Overview

This is a step-by-step guide on getting started with Giraph. The guide is targeted towards those who want to write and test patches or run Giraph jobs on a small input. It is not intended for production-class deployment.

In what follows, we will deploy a single-node, pseudo-distributed Hadoop cluster on one physical machine. This node will act as both master/slave. That is, it will run NameNode, SecondaryNameNode, JobTracker, DataNode, and TaskTracker Java processes. We will also deploy Giraph on this node. The deployment uses the following software/configuration:

  • Ubuntu Server 12.04.2 (64-bit) with the following configuration:
    • Hardware: Dual-core 2GHz CPU (64-bit arch), 4GB RAM, 80GB HD, 100 Mbps NIC
    • Admin account: hdamin
    • Hostname: hdnode01
    • IP address: 192.168.56.10
    • Network mask: 255.255.255.0
  • Apache Hadoop 0.20.203.0-RC1
  • Apache Giraph 1.2.0-SNAPSHOT

Deploying Hadoop

We will now deploy a signle-node, pseudo-distributed Hadoop cluster. First, install Java 1.6 or later and validate the installation:

sudo apt-get install openjdk-7-jdk
java -version

You should see your Java version information. Notice that the complete JDK is installed in /usr/lib/jvm/java-7-openjdk-amd64, where you can find Java's bin and lib directories. After that, create a dedicated hadoop group, a new user account hduser, and then add this user account to the newly created group:

sudo addgroup hadoop
sudo adduser --ingroup hadoop hduser

Next, download and extract hadoop-0.20.203.0rc1 from Apache archives (this is the default version assumed in Giraph):

su - hdadmin
cd /usr/local
sudo wget http://archive.apache.org/dist/hadoop/core/hadoop-0.20.203.0/hadoop-0.20.203.0rc1.tar.gz
sudo tar xzf hadoop-0.20.203.0rc1.tar.gz
sudo mv hadoop-0.20.203.0 hadoop
sudo chown -R hduser:hadoop hadoop

After installation, swich to user account hduser and edit the account's $HOME/.bashrc with the following:

export HADOOP_HOME=/usr/local/hadoop
export JAVA_HOME=/usr/lib/jvm/java-7-openjdk-amd64

This will set Hadoop/Java related environment variables. After that, edit $HADOOP_HOME/conf/hadoop-env.sh with the following:

export JAVA_HOME=/usr/lib/jvm/java-7-openjdk-amd64
export HADOOP_OPTS=-Djava.net.preferIPv4Stack=true

The second line will force Hadoop to use IPv4 instead of IPv6, even if IPv6 is configured on the machine. As Hadoop stores temporary files during its computation, you need to create a base temporary directorty for local FS and HDFS files as follows:

su - hdadmin
sudo mkdir -p /app/hadoop/tmp
sudo chown hduser:hadoop /app/hadoop/tmp
sudo chmod 750 /app/hadoop/tmp

Make sure the /etc/hosts file has the following lines (if not, add/update them):

127.0.0.1       localhost
192.168.56.10   hdnode01

Even though we can use localhost for all communication within this single-node cluster, using the hostname is generally a better practice (e.g., you might add a new node and convert your single-node, pseudo-distributed cluster to multi-node, distributed cluster).

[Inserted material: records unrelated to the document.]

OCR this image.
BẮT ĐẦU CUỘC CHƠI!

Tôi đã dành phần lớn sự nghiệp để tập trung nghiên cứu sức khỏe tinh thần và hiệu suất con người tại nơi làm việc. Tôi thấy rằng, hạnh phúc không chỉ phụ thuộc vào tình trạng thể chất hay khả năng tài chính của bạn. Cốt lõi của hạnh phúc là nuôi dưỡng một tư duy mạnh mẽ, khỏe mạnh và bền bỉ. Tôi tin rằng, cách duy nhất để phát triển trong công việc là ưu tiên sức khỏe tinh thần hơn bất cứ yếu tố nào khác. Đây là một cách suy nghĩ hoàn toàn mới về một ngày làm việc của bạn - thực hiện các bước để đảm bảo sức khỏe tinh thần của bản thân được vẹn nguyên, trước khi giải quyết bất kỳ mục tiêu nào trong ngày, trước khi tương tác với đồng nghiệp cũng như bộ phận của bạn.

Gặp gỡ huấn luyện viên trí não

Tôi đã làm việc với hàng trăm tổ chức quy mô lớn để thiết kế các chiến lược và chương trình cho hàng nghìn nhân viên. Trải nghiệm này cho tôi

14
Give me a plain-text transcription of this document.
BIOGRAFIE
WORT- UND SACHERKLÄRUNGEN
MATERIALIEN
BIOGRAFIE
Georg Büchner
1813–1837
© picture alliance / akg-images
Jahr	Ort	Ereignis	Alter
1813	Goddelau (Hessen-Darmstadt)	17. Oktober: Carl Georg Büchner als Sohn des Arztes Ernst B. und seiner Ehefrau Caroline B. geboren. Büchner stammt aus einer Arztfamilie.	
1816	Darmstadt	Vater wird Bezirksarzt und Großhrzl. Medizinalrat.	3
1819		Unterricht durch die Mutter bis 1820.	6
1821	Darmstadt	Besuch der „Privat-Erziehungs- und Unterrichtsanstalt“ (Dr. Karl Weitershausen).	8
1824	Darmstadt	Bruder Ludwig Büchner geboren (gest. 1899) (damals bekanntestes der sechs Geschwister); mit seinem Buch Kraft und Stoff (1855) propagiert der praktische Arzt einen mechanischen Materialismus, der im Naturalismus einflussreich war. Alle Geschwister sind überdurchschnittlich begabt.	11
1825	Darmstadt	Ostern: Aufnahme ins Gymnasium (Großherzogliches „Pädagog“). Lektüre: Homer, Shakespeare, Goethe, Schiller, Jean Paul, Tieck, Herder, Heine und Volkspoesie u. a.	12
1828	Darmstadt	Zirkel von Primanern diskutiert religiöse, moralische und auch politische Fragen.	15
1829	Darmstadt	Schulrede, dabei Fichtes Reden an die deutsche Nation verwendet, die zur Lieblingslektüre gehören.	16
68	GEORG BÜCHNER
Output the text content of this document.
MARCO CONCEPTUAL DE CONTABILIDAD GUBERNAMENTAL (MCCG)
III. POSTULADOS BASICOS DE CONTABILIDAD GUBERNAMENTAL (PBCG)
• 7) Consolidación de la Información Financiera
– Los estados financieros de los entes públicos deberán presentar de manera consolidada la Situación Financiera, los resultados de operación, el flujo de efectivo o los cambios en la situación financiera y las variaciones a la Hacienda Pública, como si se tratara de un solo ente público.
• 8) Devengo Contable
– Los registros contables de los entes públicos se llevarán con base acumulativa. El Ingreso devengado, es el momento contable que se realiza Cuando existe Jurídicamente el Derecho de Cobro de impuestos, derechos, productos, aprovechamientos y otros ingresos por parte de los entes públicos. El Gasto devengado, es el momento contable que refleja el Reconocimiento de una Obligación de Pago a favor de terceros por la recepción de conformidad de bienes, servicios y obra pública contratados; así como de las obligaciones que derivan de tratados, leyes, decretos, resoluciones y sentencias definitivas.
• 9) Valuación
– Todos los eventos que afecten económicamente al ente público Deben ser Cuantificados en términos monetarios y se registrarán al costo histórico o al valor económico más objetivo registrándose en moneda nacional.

Now, edit Hadoop configuration files core-site.xml, mapred-site.xml, and hdfs-site.xml under $HADOOP_HOME/conf to reflect the current setup. Add the new lines between <configuration>...</configuration>, as specified below:

  • Edit core-site.xml with:
    <property>
    <name>hadoop.tmp.dir</name>
    <value>/app/hadoop/tmp</value>
    </property>
    
    <property> 
    <name>fs.default.name</name> 
    <value>hdfs://hdnode01:54310</value> 
    </property>
  • Edit mapred-site.xml with:
    <property>
    <name>mapred.job.tracker</name> 
    <value>hdnode01:54311</value>
    </property>
    
    <property>
    <name>mapred.tasktracker.map.tasks.maximum</name>
    <value>4</value>
    </property>
    
    <property>
    <name>mapred.map.tasks</name>
    <value>4</value>
    </property>
    By default, Hadoop allows 2 mappers to run at once. Giraph's code, however, assumes that we can run 4 mappers at the same time. Accordingly, for this single-node, pseudo-distributed deployment, we need to add the last two properties in mapred-site.xml to reflect this requirement. Otherwise, some of Giraph's unittests will fail.
  • Edit hdfs-site.xml with:
    <property>
    <name>dfs.replication</name> 
    <value>1</value> 
    </property>
    Notice that you just set the replication service to make only 1 copy of the files stored in HDFS. This is because you have only one data nodes. The default value is 3 and you will receive run-time exceptions if you do not change it!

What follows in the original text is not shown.